Сначала, довольно долго, они шли по длинному коридору, который по их представлениям вел их вдоль Козлиного ущелья к югу. По их ощущениям он быстро вышел за пределы крепости и уже потом, даже обратившись в лестницы и спуски, – никогда не поворачивал к северу, словно у древних строителей этого хода была одна цель – увести подземных странников как можно дальше от крепости, которую они оставляют. Раз в час крохотный отряд останавливался на отдых. Дину с заклинанием лунного света сменяла Йора, потом свой жезл силы передавала Джору Гаота. Продолжая прислушиваться к малейшим возможным признакам древней магии, друзья даже успевали перекусить, но потом поднимались и продолжали путь, хотя все четверо были не прочь и поспать.
– Не могу понять, – шептала Дина на одном из привалов, – как это – сражаться, зная, что ты обречен? Умирать, имея ключ от спасения? Враг же все равно не ворвался в Стебли! Четыре предела хранили его!
– А что если эти четыре предела и держатся лишь за счет тех, кто погиб в этой крепости? – спросила Гаота. – Что, если их смертное колдовство сохранило ее?
– А вы? – спросила Дина. – Вы смогли бы так?
– Я не знаю, – призналась Йора. – Я очень бы хотела сначала хотя бы немного пожить.
– Пожить? – фыркнула Дина. – А если бы у тебя не было такого выбора?
– Понятное дело, – тихо засмеялась Йора. – Если бы ключ был у тебя, у меня бы не было такого выбора.
– А что, если защитники крепости просто не знали об этом ходе? – спросила Гаота.
– Не думаю, – вздохнул Джор. – Нет, я допускаю, что они не знали. Но кто-то же знал? А если они как-то наколдовывали четыре предела, то должны были открыться друг другу. Получается, что истина проявилась бы в любом случае.
– Я бы смогла, – твердо сказала Дина. – Если бы вы были рядом со мной, смогла бы!
– Я не знаю, – вздохнул Джор. – Иногда, редко, но все равно мне кажется, что я должен сделать… что-то другое.
– Другое? – не поняла Дина. – Другое по сравнению с чем?
– По сравнению с подвигами, схватками, жертвами, – сказал Джор. – Не в том смысле, что я должен делать те же жезлы, хотя мне это нравится. Или там разбирать семена с Ориантом. Я должен что-то сделать другое. Или, быть может, просто жить.

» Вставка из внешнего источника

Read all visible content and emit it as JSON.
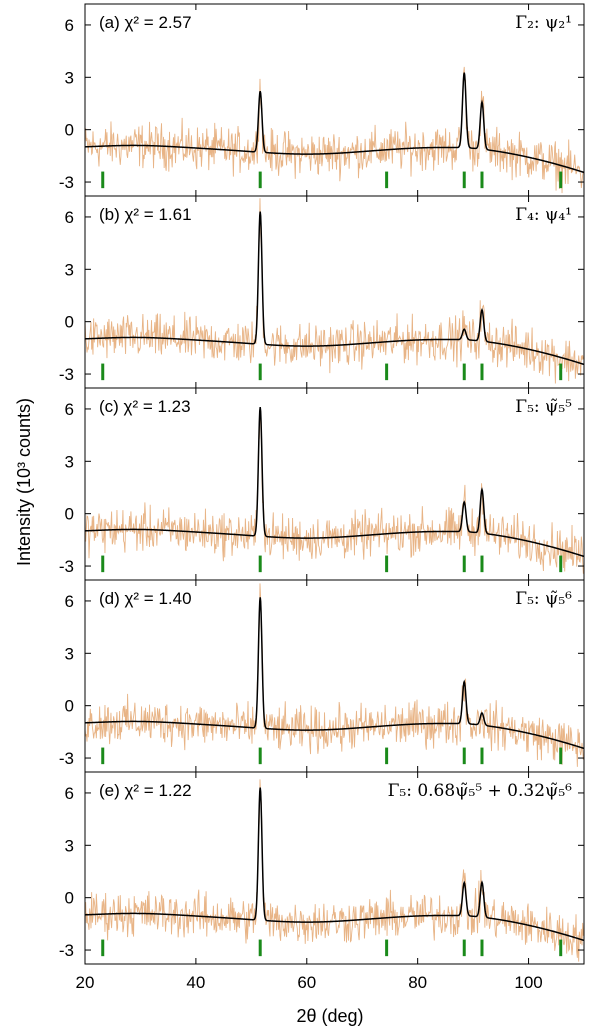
{
  "chart_data": {
    "type": "line",
    "xlabel": "2θ (deg)",
    "ylabel": "Intensity (10³ counts)",
    "xlim": [
      20,
      110
    ],
    "ylim": [
      -3.8,
      7.2
    ],
    "xticks": [
      20,
      40,
      60,
      80,
      100
    ],
    "yticks": [
      -3,
      0,
      3,
      6
    ],
    "bragg_positions": [
      23.2,
      51.6,
      74.4,
      88.4,
      91.6,
      105.8
    ],
    "bragg_color": "#1a8a1a",
    "observed_color": "#e8b486",
    "calc_color": "#000000",
    "panels": [
      {
        "tag": "(a)",
        "chi2_label": "χ² = 2.57",
        "irrep": "Γ₂: ψ₂¹",
        "peaks": [
          {
            "x": 51.6,
            "height": 3.5
          },
          {
            "x": 88.4,
            "height": 4.3
          },
          {
            "x": 91.6,
            "height": 2.7
          }
        ]
      },
      {
        "tag": "(b)",
        "chi2_label": "χ² = 1.61",
        "irrep": "Γ₄: ψ₄¹",
        "peaks": [
          {
            "x": 51.6,
            "height": 7.6
          },
          {
            "x": 88.4,
            "height": 0.6
          },
          {
            "x": 91.6,
            "height": 1.8
          }
        ]
      },
      {
        "tag": "(c)",
        "chi2_label": "χ² = 1.23",
        "irrep": "Γ₅: ψ̃₅⁵",
        "peaks": [
          {
            "x": 51.6,
            "height": 7.4
          },
          {
            "x": 88.4,
            "height": 1.7
          },
          {
            "x": 91.6,
            "height": 2.5
          }
        ]
      },
      {
        "tag": "(d)",
        "chi2_label": "χ² = 1.40",
        "irrep": "Γ₅: ψ̃₅⁶",
        "peaks": [
          {
            "x": 51.6,
            "height": 7.5
          },
          {
            "x": 88.4,
            "height": 2.4
          },
          {
            "x": 91.6,
            "height": 0.7
          }
        ]
      },
      {
        "tag": "(e)",
        "chi2_label": "χ² = 1.22",
        "irrep": "Γ₅: 0.68ψ̃₅⁵ + 0.32ψ̃₅⁶",
        "peaks": [
          {
            "x": 51.6,
            "height": 7.6
          },
          {
            "x": 88.4,
            "height": 1.9
          },
          {
            "x": 91.6,
            "height": 2.0
          }
        ]
      }
    ]
  }
}
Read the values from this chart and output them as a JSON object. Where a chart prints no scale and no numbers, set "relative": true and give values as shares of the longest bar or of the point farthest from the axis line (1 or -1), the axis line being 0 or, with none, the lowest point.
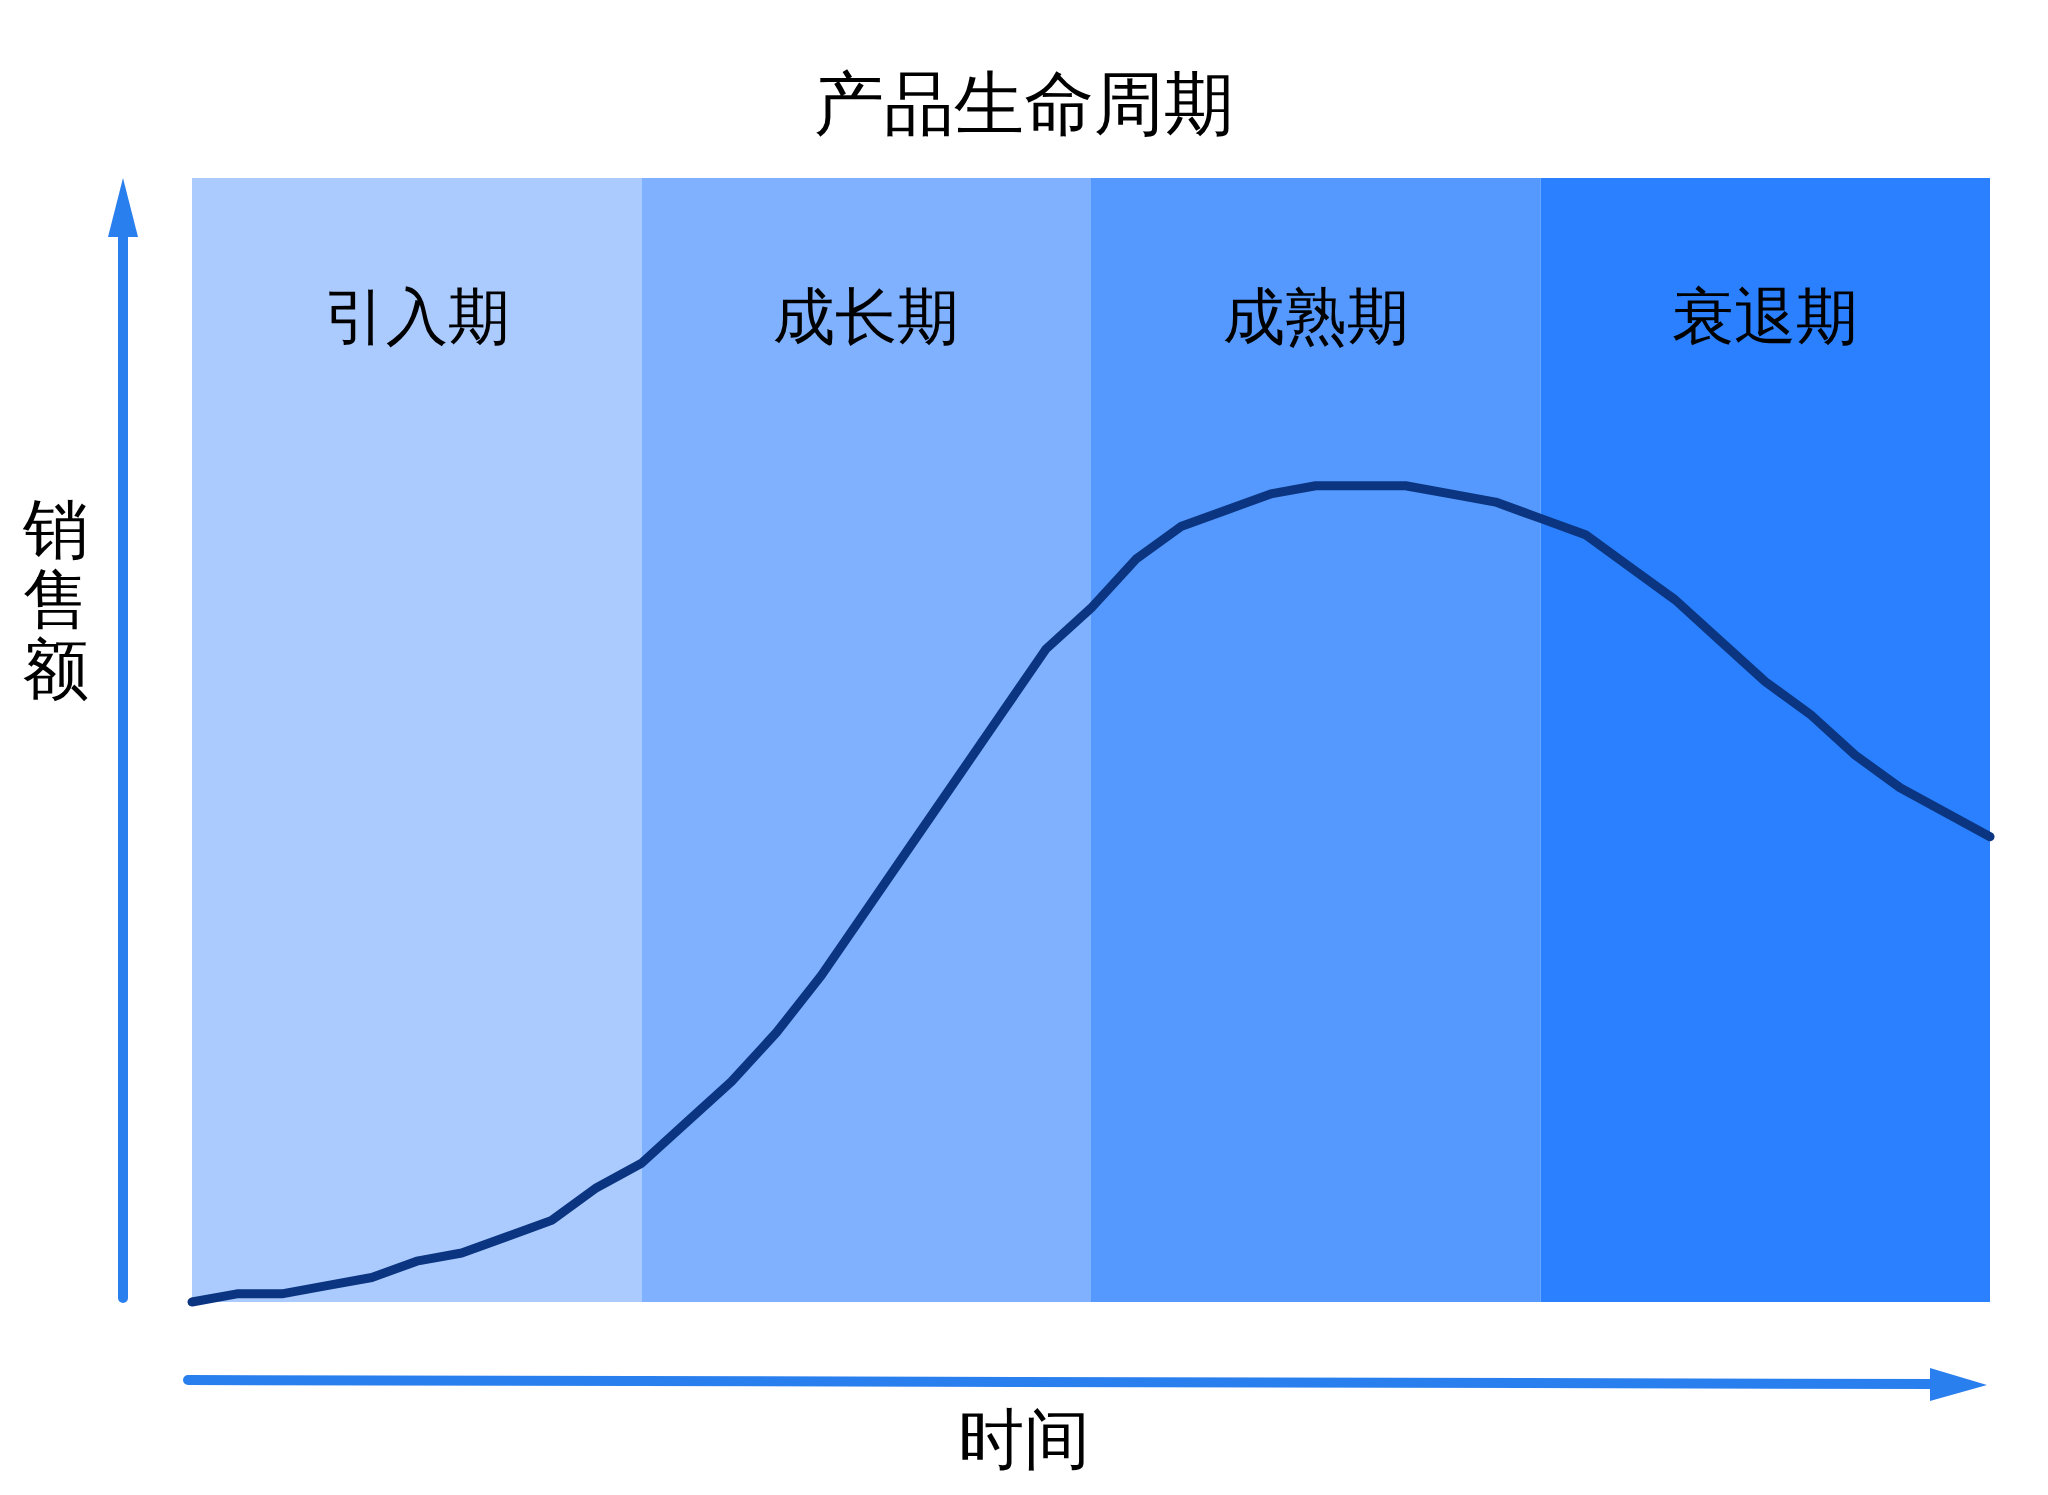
{
  "chart_data": {
    "type": "line",
    "title": "产品生命周期",
    "xlabel": "时间",
    "ylabel": "销售额",
    "relative": true,
    "categories": [
      null,
      null,
      null,
      null,
      null,
      null,
      null,
      null,
      null,
      null,
      null,
      null,
      null,
      null,
      null,
      null,
      null,
      null,
      null,
      null,
      null,
      null,
      null,
      null,
      null,
      null,
      null,
      null,
      null,
      null,
      null,
      null,
      null,
      null,
      null,
      null,
      null,
      null,
      null,
      null,
      null
    ],
    "series": [
      {
        "color": "#0b3580",
        "values": [
          0,
          0.01,
          0.01,
          0.02,
          0.03,
          0.05,
          0.06,
          0.08,
          0.1,
          0.14,
          0.17,
          0.22,
          0.27,
          0.33,
          0.4,
          0.48,
          0.56,
          0.64,
          0.72,
          0.8,
          0.85,
          0.91,
          0.95,
          0.97,
          0.99,
          1,
          1,
          1,
          0.99,
          0.98,
          0.96,
          0.94,
          0.9,
          0.86,
          0.81,
          0.76,
          0.72,
          0.67,
          0.63,
          0.6,
          0.57
        ]
      }
    ],
    "annotations": [
      "引入期",
      "成长期",
      "成熟期",
      "衰退期"
    ],
    "line_style": "solid"
  }
}
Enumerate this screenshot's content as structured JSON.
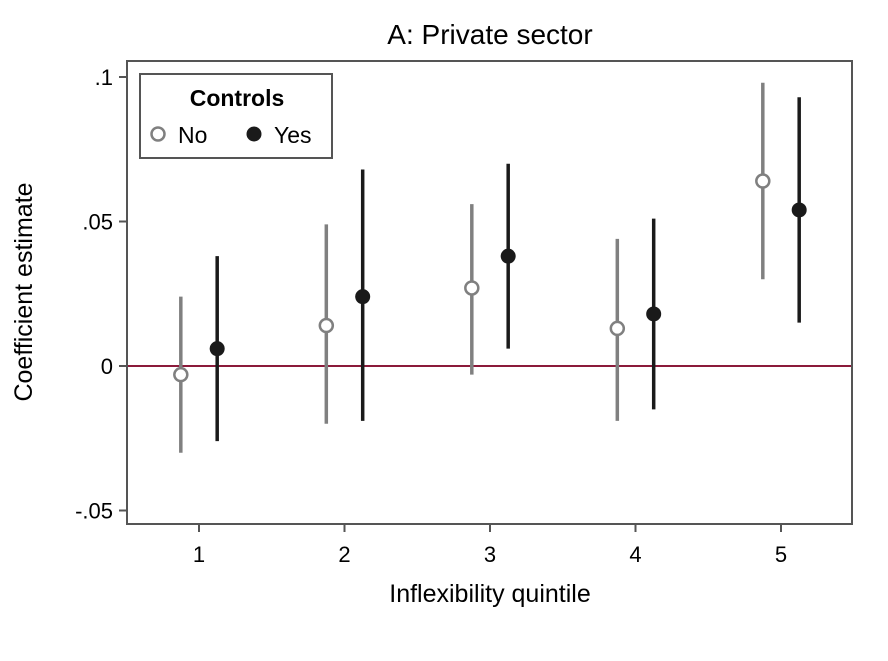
{
  "chart_data": {
    "type": "scatter",
    "title": "A: Private sector",
    "xlabel": "Inflexibility quintile",
    "ylabel": "Coefficient estimate",
    "categories": [
      "1",
      "2",
      "3",
      "4",
      "5"
    ],
    "yticks": [
      {
        "value": -0.05,
        "label": "-.05"
      },
      {
        "value": 0,
        "label": "0"
      },
      {
        "value": 0.05,
        "label": ".05"
      },
      {
        "value": 0.1,
        "label": ".1"
      }
    ],
    "ylim": [
      -0.055,
      0.103
    ],
    "reference_line": {
      "value": 0,
      "color": "#8b1a3a"
    },
    "legend": {
      "title": "Controls",
      "position": "top-left"
    },
    "series": [
      {
        "name": "No",
        "marker": "hollow-circle",
        "color": "#808080",
        "offset": -0.125,
        "points": [
          {
            "x": 1,
            "y": -0.003,
            "lo": -0.03,
            "hi": 0.024
          },
          {
            "x": 2,
            "y": 0.014,
            "lo": -0.02,
            "hi": 0.049
          },
          {
            "x": 3,
            "y": 0.027,
            "lo": -0.003,
            "hi": 0.056
          },
          {
            "x": 4,
            "y": 0.013,
            "lo": -0.019,
            "hi": 0.044
          },
          {
            "x": 5,
            "y": 0.064,
            "lo": 0.03,
            "hi": 0.098
          }
        ]
      },
      {
        "name": "Yes",
        "marker": "filled-circle",
        "color": "#1a1a1a",
        "offset": 0.125,
        "points": [
          {
            "x": 1,
            "y": 0.006,
            "lo": -0.026,
            "hi": 0.038
          },
          {
            "x": 2,
            "y": 0.024,
            "lo": -0.019,
            "hi": 0.068
          },
          {
            "x": 3,
            "y": 0.038,
            "lo": 0.006,
            "hi": 0.07
          },
          {
            "x": 4,
            "y": 0.018,
            "lo": -0.015,
            "hi": 0.051
          },
          {
            "x": 5,
            "y": 0.054,
            "lo": 0.015,
            "hi": 0.093
          }
        ]
      }
    ]
  }
}
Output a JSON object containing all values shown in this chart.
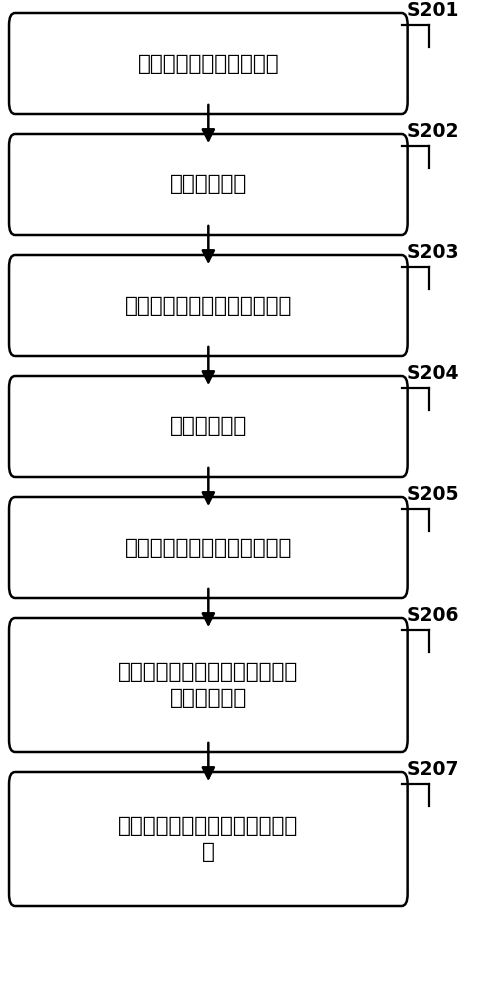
{
  "steps": [
    {
      "label": "选择辅助、泵浦激光波长",
      "step_id": "S201",
      "multiline": false
    },
    {
      "label": "产生辅助激光",
      "step_id": "S202",
      "multiline": false
    },
    {
      "label": "向光学微腔耦合输入辅助激光",
      "step_id": "S203",
      "multiline": false
    },
    {
      "label": "产生泵浦激光",
      "step_id": "S204",
      "multiline": false
    },
    {
      "label": "向光学微腔耦合输入泵浦激光",
      "step_id": "S205",
      "multiline": false
    },
    {
      "label": "保持辅助激光波长和功率，扫描\n泵浦激光波长",
      "step_id": "S206",
      "multiline": true
    },
    {
      "label": "监控克尔光梳，反馈控制辅助激\n光",
      "step_id": "S207",
      "multiline": true
    }
  ],
  "box_color": "#ffffff",
  "box_edge_color": "#000000",
  "arrow_color": "#000000",
  "label_color": "#000000",
  "step_id_color": "#000000",
  "background_color": "#ffffff",
  "font_size": 15.5,
  "step_id_font_size": 13.5
}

Ну, может же быть так, что кому-то положено совершать подвиги, а кому-то просто жить?
– Построить домик в тихом месте, жениться, завести кучу ребятишек, вырастить их, – стала перечислять Йора. – Ты об этом?
– Может быть, и об этом, – прошептал Джор.
– Ну, я не знаю… – протянула Дина.
– А я знаю, – твердо сказала Йора. – Ты просто представь, что это не твой путь, а путь твоих родителей. Это они должны были построить домик, жениться, завести пусть не кучу ребятишек, а хотя бы тебя одну, и тебя как раз и вырастить. Разве это не достойное дело?
– Вполне, – негромко засмеялась Дина. – Правда, никому из наших родителей этого не удалось.
– А я вообще не знаю судьбы своих родителей, – заметил Джор.
– А я, наверное, не смогла бы, – вдруг сказала, удивляясь самой себе, Гаота. – Правда, я не знаю, что это было за колдовство, которое установило эти четыре предела. Возможно, оно не было совершено отдельным обрядом. Может быть, защитники крепости просто сражались, а когда гибли, полнили эту магию. Но я бы лучше просто погибла бы. То есть, в бою. А не принося себя в жертву.
– А есть разница? – не поняла Йора.
– Скажи, Джор, – вдруг спросила Дина. – У тебя есть враги? Ну, скажем так, есть кто-то, кто хочет твоей смерти?
Джор ответил не сразу. Какое-то время он просто дышал, и по его дыханию Гаоте казалось, что он не сидел рядом с нею последние пять или десять минут, а тяжело и трудно поднимался по отвесной скале. Наконец он ответил:
– Я не могу это описать. Раньше я думал, что это трусость, а потом, когда и в самом деле испугался, было чего пугаться, понял, что нет. Это не трусость. Мне почему-то кажется, что где-то давным-давно. Или в моем прошлом или в прошлом моего рода, о котором мне ничего не известно, была какая-то страшная беда. Такая, что ни с чем не сравнится. И я как будто помню ее. Не так, чтобы рассказать, а так, чтобы почувствовать. И это чувство… оно как чувство опасности. Оно всегда со мной.